Que ces espoirs ne se réalisent pas et, dans l’esprit des conseillers du chef de l’État, deux personnalités se dégagent pour lui succéder. Bien d’autres aspirent à la fonction, comme l’actuel président de l’Assemblée nationale, Jean-Louis Debré, qui pourrait plutôt prendre, un jour, le ministère de la Défense, ou Philippe Douste-Blazy, donné par certains comme un possible remplaçant de Sarkozy. Ces deux personnages sont un homme et une femme. L’homme, Dominique de Villepin, est le responsable actuel du ministère de l’Intérieur. Très populaire, découvert par l’opinion lors de la guerre en Irak et de la crise avec les États-Unis où il occupait le Quai d’Orsay, ce fils spirituel de Chirac est toujours aussi présent à l’Élysée. Aujourd’hui, il a autant la confiance du président que lorsqu’il travaillait à ses côtés. Son côté flamboyant, son charisme, son sens de la formule le désignent pour répondre brillamment, si besoin est, aux assauts d’un Sarkozy. Sans doute est-ce entre ces deux hommes que se jouera le duel de l’opinion publique puisqu’il va s’agir de convaincre les Français du bien-fondé des thèses de chaque camp, le chiraquien et le sarkozien. Ce n’est pas pour autant que, contrairement aux rumeurs, Dominique de Villepin soit déjà choisi pour Matignon. L’homme n’est pas élu, a peu de goût pour la politique politicienne – qu’il méprise – , connaît mal les manoeuvres de parti et les aspirations des élus de base. De plus, pour le moment, il n’a pas rencontré au ministère de l’Intérieur le triomphe qu’il a connu aux Affaires étrangères. Enfin – fait non négligeable -, lui qui a du style et du talent aspire parallèlement à une carrière littéraire. Il vient de publier un nouveau livre, Le Requin et la Mouette, où il explique sa vision du monde. Il n’entend pas en rester là. Un tel souci est difficilement compatible avec la vie harassante d’un Premier ministre.

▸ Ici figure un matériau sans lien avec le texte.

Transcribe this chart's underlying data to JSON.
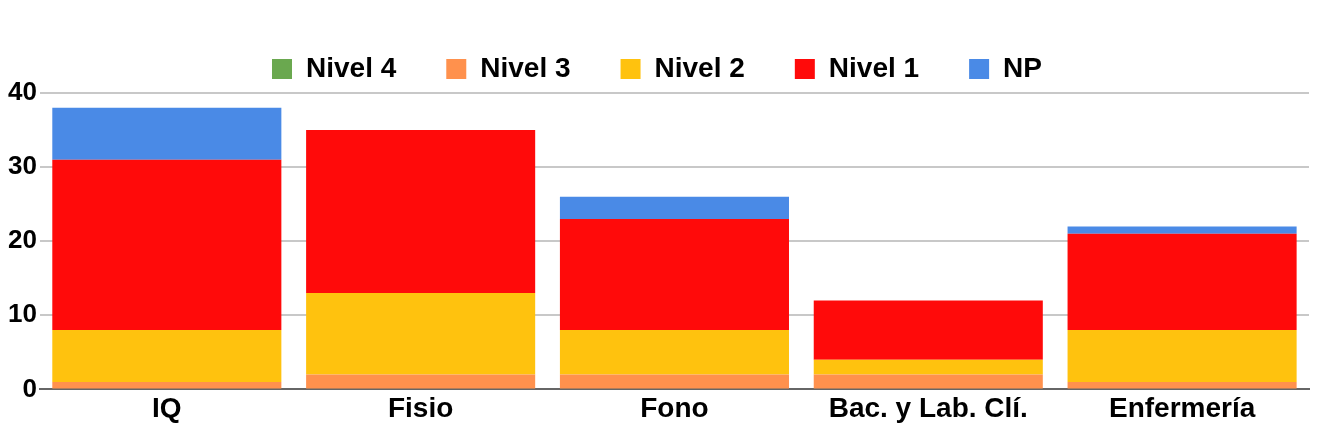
{
  "chart_data": {
    "type": "bar",
    "stacked": true,
    "categories": [
      "IQ",
      "Fisio",
      "Fono",
      "Bac. y Lab. Clí.",
      "Enfermería"
    ],
    "series": [
      {
        "name": "Nivel 4",
        "color": "#6aa84f",
        "values": [
          0,
          0,
          0,
          0,
          0
        ]
      },
      {
        "name": "Nivel 3",
        "color": "#ff914d",
        "values": [
          1,
          2,
          2,
          2,
          1
        ]
      },
      {
        "name": "Nivel 2",
        "color": "#ffc20e",
        "values": [
          7,
          11,
          6,
          2,
          7
        ]
      },
      {
        "name": "Nivel 1",
        "color": "#ff0a0a",
        "values": [
          23,
          22,
          15,
          8,
          13
        ]
      },
      {
        "name": "NP",
        "color": "#4a8ae6",
        "values": [
          7,
          0,
          3,
          0,
          1
        ]
      }
    ],
    "ylim": [
      0,
      40
    ],
    "yticks": [
      0,
      10,
      20,
      30,
      40
    ],
    "grid": "y",
    "legend": "top"
  }
}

Aussi, en coulisses, parle-t-on d’une femme, Michèle Alliot-Marie. Il y a quelques mois, des confidences annonçaient la faveur dont jouissait la ministre de la Défense. Ces dernières semaines, les bruits se font à nouveau insistants. Il est vrai qu’à un poste difficile – les armées – elle a impressionné. Très travailleuse, soucieuse de connaître tous ses dossiers, elle s’est fait respecter, et aimer, par les militaires qui, lors de sa nomination, ne cachaient pourtant pas leur scepticisme. Raffarin, lui, dit volontiers son admiration pour elle, et Chirac, qui aime travailler avec des femmes, apprécie sa fidélité et son efficacité. Alliot-Marie, qui, par sa nouvelle fonction, a su se faire connaître à l’étranger et nourrir des contacts, a également du caractère. Lors du dernier remaniement, elle a refusé le poste de ministre des Affaires étrangères, considérant que sa mission à la Défense n’était pas achevée. Avec l’appui présidentiel, elle a su résister à Sarkozy, qui voulait lui rogner son budget. Et il lui est déjà arrivé plusieurs fois, en Conseil des ministres, de prendre la parole après une intervention de Michel Barnier pour préciser – sinon contester – des points présentés par le locataire du Quai d’Orsay. Gaulliste et chiraquienne de tout temps, elle est aussi appréciée des militants du parti, dont elle a présidé un temps les destinées. Certains, pourtant, se demandent si elle a les épaules assez larges pour devenir Premier ministre. Ils redoutent de renouveler l’expérience calamiteuse d’Édith Cresson, nommée à ce poste par François Mitterrand. C’est que, pour contrer « l’effet Sarko », il ne faut plus se tromper.